Nous ne serons plus jamais seuls, court-métrage de Yann Gonzalez, met en scène une fête d’adolescents et les évènements qui la jalonnent, de l’amour à la danse, jusqu’à un dénouement fantastique. Un plan retient particulièrement mon attention : celui de l’apparition d’une danseuse, faisant évènement par sa rupture dans le déroulement de la séquence. Le plan qui précède est celui d’une adolescente accoudée contre un mur, buvant au goulot d’une bouteille ; celui qui lui succède présente un couple s’embrassant. Le surgissement de ce plan fixe au ralenti sur une jeune-fille dansant de manière effrénée se dissocie de l’ensemble : avant comme après, le mouvement dans le plan suit une vitesse de défilement normale ou accélérée. C’est un évènement formel, en ce qu’il « tend irrésistiblement à arrêter le regard, à troubler l’économie de son parcours » (2). L’accélération du rythme de la musique, la place qui est faite au corps dans le cadre en témoignent.
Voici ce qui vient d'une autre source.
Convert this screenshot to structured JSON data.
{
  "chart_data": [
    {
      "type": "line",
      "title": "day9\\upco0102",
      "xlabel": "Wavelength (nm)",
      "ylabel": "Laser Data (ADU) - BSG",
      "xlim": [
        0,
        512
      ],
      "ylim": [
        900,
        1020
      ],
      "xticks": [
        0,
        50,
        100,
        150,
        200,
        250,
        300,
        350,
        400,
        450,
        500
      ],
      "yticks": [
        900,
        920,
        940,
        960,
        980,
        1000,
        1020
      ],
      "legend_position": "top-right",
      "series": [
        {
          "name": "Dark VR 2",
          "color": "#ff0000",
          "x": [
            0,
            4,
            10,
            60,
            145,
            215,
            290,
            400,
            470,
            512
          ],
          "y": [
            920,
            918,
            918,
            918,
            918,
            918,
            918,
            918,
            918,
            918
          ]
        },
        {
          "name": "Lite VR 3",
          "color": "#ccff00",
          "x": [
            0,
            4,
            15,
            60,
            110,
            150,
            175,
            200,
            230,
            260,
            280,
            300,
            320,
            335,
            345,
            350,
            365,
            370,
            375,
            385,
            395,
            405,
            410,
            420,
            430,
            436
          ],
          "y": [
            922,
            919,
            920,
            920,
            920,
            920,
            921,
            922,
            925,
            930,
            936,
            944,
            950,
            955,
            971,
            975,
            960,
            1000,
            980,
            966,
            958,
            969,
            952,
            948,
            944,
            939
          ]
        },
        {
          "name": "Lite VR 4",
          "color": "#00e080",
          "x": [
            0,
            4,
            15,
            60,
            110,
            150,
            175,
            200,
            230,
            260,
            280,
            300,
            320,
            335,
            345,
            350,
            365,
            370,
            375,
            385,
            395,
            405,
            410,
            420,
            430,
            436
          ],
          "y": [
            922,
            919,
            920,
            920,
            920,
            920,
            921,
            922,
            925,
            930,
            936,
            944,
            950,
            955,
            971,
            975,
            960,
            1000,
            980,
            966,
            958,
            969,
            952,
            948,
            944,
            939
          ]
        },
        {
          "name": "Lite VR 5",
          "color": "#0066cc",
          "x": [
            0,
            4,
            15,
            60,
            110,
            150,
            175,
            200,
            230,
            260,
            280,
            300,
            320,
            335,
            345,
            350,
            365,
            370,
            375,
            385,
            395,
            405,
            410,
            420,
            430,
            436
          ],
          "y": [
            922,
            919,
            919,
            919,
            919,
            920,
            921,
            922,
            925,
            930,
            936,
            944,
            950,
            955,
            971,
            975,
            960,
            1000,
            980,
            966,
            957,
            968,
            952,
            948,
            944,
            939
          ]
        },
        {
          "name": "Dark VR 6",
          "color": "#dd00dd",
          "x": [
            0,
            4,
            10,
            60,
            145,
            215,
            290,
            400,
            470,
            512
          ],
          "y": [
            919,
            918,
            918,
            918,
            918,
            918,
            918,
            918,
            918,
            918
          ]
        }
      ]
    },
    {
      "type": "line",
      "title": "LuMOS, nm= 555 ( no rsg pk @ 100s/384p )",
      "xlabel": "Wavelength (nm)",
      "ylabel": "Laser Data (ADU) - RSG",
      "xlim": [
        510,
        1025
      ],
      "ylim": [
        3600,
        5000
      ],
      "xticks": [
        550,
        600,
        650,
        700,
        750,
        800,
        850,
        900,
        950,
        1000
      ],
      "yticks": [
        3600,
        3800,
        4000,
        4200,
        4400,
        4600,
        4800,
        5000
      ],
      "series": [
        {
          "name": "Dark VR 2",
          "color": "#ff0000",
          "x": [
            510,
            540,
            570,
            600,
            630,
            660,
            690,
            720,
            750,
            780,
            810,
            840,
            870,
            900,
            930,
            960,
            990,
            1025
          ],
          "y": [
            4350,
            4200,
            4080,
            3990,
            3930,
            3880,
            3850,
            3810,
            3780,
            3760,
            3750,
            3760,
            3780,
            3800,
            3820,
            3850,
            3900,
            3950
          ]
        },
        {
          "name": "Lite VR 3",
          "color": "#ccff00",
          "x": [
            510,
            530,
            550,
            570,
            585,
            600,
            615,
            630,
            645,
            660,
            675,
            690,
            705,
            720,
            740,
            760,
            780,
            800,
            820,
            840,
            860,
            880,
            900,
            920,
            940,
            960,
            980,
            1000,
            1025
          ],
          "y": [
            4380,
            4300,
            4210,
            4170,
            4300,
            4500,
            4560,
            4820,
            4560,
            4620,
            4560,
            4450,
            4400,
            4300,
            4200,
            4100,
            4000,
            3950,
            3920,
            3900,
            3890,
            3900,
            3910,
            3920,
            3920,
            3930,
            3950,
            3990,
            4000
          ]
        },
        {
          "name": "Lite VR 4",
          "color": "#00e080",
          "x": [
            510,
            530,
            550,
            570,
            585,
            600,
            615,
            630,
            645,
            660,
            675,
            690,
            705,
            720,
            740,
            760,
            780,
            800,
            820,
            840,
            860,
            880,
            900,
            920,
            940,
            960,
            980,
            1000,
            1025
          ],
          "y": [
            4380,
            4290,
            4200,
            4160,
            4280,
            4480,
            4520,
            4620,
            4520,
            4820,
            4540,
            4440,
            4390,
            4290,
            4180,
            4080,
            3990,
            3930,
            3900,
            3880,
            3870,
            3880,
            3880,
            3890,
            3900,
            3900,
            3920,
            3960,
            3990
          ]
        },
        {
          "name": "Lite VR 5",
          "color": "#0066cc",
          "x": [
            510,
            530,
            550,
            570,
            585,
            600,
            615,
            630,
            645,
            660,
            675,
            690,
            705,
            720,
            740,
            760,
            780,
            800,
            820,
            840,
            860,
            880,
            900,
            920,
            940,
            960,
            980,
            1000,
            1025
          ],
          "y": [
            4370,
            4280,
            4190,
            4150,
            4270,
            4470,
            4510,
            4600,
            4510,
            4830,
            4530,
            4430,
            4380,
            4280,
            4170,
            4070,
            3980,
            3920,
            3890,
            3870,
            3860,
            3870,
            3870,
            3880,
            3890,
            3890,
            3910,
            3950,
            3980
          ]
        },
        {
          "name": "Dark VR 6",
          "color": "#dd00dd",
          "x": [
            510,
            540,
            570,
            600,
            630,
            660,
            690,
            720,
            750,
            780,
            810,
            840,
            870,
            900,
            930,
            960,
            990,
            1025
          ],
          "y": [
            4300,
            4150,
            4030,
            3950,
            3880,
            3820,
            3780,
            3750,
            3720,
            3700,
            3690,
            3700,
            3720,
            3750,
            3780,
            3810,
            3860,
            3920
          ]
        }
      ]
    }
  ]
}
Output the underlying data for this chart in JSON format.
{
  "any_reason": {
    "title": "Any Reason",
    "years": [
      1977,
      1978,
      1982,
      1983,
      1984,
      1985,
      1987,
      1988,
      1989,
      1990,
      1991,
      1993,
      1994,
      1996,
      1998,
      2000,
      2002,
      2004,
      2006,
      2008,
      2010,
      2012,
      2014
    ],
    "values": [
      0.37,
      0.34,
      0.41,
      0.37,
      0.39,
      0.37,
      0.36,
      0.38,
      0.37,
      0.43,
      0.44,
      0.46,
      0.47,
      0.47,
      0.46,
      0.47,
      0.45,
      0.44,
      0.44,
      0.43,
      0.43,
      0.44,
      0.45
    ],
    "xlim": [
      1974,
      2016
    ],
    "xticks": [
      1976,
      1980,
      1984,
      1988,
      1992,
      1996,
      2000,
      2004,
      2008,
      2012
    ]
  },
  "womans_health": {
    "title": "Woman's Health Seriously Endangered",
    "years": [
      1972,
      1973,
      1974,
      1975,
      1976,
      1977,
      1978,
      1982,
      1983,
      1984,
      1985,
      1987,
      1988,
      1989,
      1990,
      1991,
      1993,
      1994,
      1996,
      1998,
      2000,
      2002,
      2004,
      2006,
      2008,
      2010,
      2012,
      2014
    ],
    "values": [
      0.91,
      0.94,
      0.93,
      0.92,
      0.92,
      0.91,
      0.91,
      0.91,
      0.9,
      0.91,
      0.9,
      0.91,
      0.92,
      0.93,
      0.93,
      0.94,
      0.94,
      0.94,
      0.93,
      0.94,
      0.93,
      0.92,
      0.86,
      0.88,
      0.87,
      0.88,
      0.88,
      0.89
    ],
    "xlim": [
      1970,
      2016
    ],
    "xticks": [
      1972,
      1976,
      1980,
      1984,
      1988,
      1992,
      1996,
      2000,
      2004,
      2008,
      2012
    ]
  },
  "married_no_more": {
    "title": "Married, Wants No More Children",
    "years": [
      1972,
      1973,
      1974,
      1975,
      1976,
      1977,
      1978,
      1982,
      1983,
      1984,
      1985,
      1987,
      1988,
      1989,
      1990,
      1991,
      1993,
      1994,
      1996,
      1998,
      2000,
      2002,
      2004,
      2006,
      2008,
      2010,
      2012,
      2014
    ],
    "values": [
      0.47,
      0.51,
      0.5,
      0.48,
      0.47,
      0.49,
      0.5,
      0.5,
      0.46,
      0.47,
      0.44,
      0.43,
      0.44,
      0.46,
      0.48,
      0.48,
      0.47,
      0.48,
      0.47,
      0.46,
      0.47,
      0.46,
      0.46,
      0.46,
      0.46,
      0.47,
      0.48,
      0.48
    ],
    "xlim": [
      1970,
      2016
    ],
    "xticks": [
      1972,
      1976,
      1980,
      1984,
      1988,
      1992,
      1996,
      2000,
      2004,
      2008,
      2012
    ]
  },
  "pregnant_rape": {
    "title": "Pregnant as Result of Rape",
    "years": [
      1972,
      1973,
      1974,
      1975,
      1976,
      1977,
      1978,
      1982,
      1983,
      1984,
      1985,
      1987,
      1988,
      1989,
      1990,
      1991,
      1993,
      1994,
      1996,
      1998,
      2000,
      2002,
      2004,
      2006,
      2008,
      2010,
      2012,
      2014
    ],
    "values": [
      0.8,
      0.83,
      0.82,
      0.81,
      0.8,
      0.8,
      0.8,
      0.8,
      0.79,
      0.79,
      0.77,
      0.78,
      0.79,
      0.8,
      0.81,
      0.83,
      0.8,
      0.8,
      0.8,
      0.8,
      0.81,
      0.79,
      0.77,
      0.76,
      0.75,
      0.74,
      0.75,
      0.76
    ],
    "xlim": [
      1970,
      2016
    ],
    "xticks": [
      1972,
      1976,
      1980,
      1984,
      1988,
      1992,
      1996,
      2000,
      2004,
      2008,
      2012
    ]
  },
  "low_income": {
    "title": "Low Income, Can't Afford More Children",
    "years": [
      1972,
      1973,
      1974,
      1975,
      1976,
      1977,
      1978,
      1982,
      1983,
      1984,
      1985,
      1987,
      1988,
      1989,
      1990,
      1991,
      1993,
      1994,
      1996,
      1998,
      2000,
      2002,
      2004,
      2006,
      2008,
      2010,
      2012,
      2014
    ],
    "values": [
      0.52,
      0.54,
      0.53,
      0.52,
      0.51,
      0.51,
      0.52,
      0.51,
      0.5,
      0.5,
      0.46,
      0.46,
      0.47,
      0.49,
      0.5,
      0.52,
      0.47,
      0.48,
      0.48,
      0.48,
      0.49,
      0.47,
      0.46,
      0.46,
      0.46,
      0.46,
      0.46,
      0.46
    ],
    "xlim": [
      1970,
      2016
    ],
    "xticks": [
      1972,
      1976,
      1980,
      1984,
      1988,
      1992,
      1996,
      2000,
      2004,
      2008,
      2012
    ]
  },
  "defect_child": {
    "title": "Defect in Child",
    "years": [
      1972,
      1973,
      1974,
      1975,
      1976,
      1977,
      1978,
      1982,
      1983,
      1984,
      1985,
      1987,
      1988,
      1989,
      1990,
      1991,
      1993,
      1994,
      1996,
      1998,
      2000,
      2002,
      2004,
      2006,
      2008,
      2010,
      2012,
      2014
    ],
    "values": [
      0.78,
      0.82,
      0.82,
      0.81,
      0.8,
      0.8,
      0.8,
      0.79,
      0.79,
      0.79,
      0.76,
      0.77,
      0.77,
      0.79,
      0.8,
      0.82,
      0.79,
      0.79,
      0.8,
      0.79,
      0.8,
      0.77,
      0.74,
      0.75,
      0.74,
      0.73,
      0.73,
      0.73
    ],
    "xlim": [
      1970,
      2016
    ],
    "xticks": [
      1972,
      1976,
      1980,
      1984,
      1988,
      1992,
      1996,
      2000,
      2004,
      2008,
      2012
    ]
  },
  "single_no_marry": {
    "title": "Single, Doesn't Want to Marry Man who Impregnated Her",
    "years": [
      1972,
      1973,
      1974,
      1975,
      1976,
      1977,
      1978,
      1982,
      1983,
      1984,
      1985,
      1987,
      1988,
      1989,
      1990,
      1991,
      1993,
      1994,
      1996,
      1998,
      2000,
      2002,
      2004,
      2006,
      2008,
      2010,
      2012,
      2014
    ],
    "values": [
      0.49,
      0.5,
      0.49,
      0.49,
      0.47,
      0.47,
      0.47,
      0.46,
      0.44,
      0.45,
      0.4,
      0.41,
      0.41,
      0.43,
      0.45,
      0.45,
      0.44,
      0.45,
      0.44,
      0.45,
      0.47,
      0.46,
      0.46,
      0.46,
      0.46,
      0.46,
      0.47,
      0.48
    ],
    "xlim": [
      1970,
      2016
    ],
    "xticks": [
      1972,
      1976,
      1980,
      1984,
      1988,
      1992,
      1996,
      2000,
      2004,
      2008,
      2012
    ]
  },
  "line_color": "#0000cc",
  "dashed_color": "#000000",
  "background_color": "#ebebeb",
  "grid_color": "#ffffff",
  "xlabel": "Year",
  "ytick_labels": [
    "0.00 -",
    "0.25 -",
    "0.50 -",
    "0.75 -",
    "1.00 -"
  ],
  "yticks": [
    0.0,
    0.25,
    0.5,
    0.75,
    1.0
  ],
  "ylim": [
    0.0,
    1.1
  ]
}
Habituellement traversés par des ombres, leurs gestes rompus par d’autres personnages traversant le cadre, les corps sont flous ou décadrés, saisis dans des micro-plans et ramenés à un régime du visible perturbé. Ils laissent entrevoir une communauté, les adolescents, qui s’érige en agglomérat de corps mais laisse rarement la place à une affirmation singulière. Quand bien même cette singularité voudrait se frayer une place dans le cadre, elle s’en trouve contrariée. Au contraire, cette danseuse, entourée de ces corps indistincts, est focalisée par la mise en scène : elle se trouve au centre du cadre, baignée d’une lumière frontale, filmée au ralenti. Elle vient ainsi absenter ce qui l’entoure par ses mouvements effrénés qu’accentuent le ralenti, ses cheveux et ses gestes fragmentant les autres corps. L’évènement se situe dans cette différence : alors que les corps peinent à se faire une place, bataillant pour leur place dans le cadre, absentés par la lumière ou le mouvement, l’adolescente est, au contraire, en position de force dans le cadre. La mise en scène offre à son corps une figuration différente, supposant par la plasticité une présence totale.

 

 

Du contraste : figurer l’infigurable

La manière dont la mise en scène prend le corps et prend corps tout à la fois avec lui inclut une série de contrastes. D’abord, le mouvement du corps est saisi en un seul plan d’une durée assez longue pour s’inscrire dans le temps et tout à la fois donner au rythme une régularité. L’immobilité ainsi créée par l’absence de montage fait émerger un rythme lent qui s’accorde au ralenti, décomposant les mouvements du corps, les gestes se trouvant étirés. Pourtant, ce premier régime de figuration du corps entre en tension avec un second : les mouvements de la danseuse sont effrénés, la musique suivant avec elle une accélération. De même que le ralenti cherche à saisir le corps, le corps se dérobe à ce saisissement par une cadence qui le fait, par intermittence, sortir du cadre. Le visage se dérobe à la vue, les cheveux le cachent. Ce n’est pas seulement les autres corps que celui de la danseuse rend indistincts mais son propre corps qui semble se soustraire à cette visibilité. La confrontation de ces deux flux, on la retrouve également dans la musique (3) : une voix suave et lente chante par-dessus un son cadencé. La mise en scène rejoue une ambiguïté : d’une part, elle capte, d’autre part, ce qu’elle capte semble être l’impossible captation du corps. D’un même mouvement, elle figure ce qui se défigure. Elle entre en conflit avec ce que suppose le ralenti, elle ne permet plus de contempler les détails, de révéler les micromouvements mais leur offre seulement une visibilité partielle, troublée. La présence du corps s’en trouve alors dérangée : celui-ci n’est plus figuré dans sa simple existence. Il se trouve maintenu entre une langueur – le ralenti – et un déchaînement ; entre une fragmentation – la décomposition des gestes – et un étirement – ces mêmes gestes inscrits dans le temps.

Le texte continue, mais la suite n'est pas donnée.